Yesterday the Daily Mail was reporting that Labour would stand ‘on its most Left-wing economic manifesto since the Kinnock era’ and it seems clear that Miliband wants to put some distance between himself and his predecessors, Blair and Brown.
Mr Miliband said he has ‘learned lessons’ from New Labour’s approach to business and the City and said he would aim to water down the importance of financial services in the economy.
In an interview with the BBC, he laid out plans to impose more regulation, tax bankers more heavily and build ‘a different banking system’.
Yet at the same time Miliband also acknowledges the achievements of New Labour, and doesn’t want to set the clock back too far:
‘We’re not going back to, for example, nationalisation, and mass public ownership. New Labour was right about that.

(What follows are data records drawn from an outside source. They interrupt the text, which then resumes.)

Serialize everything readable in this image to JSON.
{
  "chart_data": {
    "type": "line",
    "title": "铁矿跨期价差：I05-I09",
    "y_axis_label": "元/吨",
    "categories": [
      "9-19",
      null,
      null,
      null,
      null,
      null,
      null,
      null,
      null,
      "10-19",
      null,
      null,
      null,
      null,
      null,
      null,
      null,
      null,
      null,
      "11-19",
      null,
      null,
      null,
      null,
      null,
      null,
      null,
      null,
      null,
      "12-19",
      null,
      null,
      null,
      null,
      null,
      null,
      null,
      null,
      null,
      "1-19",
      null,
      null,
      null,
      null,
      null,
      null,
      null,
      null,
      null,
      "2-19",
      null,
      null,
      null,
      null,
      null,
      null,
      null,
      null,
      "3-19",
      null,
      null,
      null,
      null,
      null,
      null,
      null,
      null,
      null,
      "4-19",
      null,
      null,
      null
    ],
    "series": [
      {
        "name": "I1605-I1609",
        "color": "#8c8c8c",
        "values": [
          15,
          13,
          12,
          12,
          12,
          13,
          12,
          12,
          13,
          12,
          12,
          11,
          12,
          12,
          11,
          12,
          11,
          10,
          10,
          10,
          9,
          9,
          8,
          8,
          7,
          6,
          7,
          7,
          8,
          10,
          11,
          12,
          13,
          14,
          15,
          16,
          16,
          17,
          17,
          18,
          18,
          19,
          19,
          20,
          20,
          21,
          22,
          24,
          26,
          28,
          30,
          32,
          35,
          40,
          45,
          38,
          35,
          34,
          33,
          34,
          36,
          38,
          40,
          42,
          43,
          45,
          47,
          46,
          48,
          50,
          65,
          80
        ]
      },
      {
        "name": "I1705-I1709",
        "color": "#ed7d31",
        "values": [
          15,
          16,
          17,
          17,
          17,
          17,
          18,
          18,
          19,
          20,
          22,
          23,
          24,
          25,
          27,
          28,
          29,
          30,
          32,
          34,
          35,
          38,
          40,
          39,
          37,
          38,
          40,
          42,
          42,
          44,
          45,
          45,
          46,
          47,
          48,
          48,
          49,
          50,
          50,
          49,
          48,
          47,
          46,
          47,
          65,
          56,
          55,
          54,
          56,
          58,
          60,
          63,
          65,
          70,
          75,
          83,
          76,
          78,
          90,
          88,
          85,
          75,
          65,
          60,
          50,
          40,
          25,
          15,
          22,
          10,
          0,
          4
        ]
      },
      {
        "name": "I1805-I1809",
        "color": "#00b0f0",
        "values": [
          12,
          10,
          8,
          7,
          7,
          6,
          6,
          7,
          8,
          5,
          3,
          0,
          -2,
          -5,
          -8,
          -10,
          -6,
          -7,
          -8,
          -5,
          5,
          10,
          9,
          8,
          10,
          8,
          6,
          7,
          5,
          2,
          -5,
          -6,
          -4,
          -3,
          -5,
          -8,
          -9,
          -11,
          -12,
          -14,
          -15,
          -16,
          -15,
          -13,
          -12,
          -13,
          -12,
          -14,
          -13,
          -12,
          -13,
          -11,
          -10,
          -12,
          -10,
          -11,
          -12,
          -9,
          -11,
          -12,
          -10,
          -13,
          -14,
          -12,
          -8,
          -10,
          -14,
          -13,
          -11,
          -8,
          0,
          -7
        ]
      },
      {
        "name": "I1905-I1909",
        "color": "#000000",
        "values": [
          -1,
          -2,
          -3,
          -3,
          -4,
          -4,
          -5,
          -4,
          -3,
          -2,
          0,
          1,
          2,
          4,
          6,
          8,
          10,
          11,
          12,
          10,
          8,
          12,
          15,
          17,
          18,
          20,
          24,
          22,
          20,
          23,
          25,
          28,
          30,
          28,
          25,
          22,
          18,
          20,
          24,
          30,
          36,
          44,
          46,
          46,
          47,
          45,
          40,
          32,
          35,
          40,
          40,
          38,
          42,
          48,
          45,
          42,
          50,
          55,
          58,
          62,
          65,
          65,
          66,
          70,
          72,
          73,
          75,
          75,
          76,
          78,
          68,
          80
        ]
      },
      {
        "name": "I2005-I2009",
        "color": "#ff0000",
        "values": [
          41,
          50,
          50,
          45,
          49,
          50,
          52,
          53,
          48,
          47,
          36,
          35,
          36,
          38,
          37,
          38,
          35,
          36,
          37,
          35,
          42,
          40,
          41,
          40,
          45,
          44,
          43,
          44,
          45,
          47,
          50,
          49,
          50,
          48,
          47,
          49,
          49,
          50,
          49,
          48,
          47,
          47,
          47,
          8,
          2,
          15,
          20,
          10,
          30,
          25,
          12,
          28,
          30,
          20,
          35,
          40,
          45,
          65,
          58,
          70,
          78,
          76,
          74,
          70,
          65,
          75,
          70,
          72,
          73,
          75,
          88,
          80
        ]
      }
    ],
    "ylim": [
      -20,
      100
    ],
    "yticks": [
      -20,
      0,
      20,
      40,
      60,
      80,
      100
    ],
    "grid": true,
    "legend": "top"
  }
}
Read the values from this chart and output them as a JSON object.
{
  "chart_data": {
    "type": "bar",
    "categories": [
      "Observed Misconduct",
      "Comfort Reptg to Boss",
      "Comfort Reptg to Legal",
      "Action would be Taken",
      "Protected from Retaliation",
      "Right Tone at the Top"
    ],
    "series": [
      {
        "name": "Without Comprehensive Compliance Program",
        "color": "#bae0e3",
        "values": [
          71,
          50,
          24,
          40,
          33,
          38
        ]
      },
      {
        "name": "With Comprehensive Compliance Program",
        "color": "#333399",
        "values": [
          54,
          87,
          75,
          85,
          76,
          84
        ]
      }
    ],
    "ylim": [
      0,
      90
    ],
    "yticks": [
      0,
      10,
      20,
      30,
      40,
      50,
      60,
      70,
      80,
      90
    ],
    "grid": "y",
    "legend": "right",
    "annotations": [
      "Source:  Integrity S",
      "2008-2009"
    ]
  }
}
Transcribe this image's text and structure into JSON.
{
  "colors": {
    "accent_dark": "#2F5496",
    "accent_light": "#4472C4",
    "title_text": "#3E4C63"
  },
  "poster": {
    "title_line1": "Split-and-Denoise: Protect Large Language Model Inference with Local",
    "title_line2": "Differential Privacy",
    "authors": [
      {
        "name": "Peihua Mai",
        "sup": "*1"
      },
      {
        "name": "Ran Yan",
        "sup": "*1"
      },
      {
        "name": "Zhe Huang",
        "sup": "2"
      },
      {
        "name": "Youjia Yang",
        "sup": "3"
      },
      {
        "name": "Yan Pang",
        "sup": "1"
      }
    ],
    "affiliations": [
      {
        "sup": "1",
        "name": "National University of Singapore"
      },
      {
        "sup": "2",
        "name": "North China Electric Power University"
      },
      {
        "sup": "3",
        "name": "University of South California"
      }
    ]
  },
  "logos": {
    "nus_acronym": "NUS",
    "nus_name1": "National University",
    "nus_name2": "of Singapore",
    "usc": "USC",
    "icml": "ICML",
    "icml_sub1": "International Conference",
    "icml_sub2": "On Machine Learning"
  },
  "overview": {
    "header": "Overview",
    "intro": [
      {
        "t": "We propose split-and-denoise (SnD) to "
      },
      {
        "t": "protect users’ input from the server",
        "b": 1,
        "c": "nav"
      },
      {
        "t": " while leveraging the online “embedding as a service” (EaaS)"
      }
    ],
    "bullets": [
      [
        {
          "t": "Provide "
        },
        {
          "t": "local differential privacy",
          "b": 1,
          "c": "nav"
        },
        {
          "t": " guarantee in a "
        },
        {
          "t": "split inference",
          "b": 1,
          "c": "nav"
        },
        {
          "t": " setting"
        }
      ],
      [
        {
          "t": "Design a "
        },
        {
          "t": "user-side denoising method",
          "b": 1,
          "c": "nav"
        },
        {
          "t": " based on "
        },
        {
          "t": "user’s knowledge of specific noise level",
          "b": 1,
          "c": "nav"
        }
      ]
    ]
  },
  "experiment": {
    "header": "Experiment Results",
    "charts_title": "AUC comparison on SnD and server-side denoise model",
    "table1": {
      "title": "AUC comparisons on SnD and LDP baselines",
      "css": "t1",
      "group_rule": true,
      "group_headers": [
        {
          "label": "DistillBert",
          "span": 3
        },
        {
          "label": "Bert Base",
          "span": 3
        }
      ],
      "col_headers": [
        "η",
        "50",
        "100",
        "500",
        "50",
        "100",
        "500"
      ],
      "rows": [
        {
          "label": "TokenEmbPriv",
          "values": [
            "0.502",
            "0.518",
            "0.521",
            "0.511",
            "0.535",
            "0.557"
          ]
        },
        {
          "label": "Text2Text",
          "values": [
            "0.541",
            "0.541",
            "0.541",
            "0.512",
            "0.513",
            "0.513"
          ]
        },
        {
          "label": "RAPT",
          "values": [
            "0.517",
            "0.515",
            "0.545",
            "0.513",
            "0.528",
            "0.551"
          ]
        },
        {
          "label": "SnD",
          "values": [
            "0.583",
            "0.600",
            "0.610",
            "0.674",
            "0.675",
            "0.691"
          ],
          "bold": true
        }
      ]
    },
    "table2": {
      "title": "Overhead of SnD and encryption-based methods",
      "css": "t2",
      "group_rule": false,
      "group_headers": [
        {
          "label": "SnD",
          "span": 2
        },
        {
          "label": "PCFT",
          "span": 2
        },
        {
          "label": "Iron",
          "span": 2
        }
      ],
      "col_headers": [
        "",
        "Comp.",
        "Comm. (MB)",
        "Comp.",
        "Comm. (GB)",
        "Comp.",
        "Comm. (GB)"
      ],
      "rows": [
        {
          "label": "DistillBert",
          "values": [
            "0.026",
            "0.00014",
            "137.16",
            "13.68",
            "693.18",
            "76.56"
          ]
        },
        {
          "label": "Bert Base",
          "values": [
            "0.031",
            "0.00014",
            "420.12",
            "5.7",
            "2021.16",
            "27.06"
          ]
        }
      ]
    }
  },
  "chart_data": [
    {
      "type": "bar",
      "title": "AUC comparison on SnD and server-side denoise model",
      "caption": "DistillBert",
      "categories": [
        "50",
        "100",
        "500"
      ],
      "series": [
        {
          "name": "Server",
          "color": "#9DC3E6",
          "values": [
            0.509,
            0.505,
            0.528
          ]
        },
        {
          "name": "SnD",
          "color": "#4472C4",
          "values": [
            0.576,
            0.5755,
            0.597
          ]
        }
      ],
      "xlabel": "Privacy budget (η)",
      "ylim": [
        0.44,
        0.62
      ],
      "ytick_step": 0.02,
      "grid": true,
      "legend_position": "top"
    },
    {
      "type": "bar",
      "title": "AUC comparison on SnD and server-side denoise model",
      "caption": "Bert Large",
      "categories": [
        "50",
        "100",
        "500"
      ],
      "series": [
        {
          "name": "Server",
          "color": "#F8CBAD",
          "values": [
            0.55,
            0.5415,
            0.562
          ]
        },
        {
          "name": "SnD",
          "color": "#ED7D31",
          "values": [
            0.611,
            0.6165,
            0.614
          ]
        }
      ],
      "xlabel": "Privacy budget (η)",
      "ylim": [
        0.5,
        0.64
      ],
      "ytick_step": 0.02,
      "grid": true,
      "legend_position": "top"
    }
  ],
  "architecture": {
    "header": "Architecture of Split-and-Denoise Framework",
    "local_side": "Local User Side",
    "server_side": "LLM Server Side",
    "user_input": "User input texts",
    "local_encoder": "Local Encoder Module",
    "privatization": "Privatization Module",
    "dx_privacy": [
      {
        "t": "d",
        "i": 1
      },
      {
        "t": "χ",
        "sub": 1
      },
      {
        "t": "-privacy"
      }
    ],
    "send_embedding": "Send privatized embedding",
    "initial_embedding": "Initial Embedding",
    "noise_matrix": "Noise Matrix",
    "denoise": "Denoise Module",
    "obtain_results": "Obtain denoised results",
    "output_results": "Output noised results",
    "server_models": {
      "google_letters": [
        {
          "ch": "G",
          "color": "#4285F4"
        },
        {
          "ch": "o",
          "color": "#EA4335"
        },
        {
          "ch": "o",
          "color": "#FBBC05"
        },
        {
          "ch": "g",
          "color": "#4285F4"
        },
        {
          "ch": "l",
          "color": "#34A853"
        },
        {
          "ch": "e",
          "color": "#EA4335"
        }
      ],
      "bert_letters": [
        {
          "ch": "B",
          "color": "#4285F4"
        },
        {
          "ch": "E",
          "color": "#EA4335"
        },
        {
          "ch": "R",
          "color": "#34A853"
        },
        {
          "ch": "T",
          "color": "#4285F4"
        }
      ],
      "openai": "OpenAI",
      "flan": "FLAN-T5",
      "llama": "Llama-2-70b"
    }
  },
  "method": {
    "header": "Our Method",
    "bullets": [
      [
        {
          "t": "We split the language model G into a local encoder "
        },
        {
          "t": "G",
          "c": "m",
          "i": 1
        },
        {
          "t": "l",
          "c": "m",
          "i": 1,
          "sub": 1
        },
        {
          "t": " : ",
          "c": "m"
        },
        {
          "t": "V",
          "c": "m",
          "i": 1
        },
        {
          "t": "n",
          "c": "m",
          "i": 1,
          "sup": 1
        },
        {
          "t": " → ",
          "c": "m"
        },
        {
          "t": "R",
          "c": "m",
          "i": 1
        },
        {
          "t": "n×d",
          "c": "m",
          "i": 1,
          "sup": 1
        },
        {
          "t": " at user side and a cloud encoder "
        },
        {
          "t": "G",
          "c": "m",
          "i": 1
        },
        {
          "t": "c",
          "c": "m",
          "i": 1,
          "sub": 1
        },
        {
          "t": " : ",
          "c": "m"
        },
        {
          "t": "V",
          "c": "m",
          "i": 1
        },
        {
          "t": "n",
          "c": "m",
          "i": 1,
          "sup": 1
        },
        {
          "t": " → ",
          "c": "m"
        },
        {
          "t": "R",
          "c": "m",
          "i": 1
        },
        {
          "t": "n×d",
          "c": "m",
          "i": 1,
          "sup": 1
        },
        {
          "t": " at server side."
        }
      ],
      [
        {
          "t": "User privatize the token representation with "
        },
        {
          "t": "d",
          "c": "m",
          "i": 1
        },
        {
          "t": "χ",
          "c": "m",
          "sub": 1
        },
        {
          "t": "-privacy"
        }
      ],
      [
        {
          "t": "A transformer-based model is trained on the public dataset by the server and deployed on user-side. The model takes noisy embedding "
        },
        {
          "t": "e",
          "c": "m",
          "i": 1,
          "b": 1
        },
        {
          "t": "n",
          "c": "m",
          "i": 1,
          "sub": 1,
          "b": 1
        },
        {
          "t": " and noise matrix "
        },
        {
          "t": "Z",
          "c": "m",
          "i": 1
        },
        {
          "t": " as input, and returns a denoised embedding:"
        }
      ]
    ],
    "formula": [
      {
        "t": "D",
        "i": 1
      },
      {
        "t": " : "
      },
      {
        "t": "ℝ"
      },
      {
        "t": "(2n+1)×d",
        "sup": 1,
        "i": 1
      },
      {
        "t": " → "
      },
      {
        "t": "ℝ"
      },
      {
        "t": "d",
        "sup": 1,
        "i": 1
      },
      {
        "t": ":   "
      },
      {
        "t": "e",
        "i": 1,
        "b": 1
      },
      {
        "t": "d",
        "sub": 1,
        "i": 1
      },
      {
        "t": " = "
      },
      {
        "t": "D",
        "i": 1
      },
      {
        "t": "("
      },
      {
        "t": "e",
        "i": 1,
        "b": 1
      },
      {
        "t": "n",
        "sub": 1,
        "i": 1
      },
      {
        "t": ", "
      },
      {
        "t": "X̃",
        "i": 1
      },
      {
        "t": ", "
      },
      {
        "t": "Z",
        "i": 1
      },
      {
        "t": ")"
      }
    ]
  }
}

However Miliband’s claimed slight shift to the left is not enough for Len McCluskey, general secretary of the Unite union.
“If he is brave enough to go for something radical, he’ll be the next prime minister. If he gets seduced by the Jim Murphys and the Douglas Alexanders, then the truth is that he’ll be defeated and he’ll be cast into the dustbin of history.”
He added: “Liam Byrne certainly doesn’t reflect the views of my members and of our union’s policy.
Well – McCluskey is actually probably right on this, for a 2009 Populus poll revealed that a third of Unite members intended to vote Conservative in the general election. McCluskey went on to warn:
“We believe that Ed should try to create a radical alternative. My personal fear, and that of my union, is that if he goes to the electorate with an austerity-lite programme, then he will get defeated.”
An alternative fear might be that a wild lurch to the left would also mean defeat for Labour. Also – the local elections take place next week and in my area at least an independent socialist candidate (with an endorsement from our friend Ben White) is likely to take votes from Labour.
I agree with the statement issued by a Labour spokesman:
“Len McCluskey does not speak for the Labour Party. This attempt to divide the Labour Party is reprehensible. It is the kind of politics that lost Labour many elections in the 1980s.”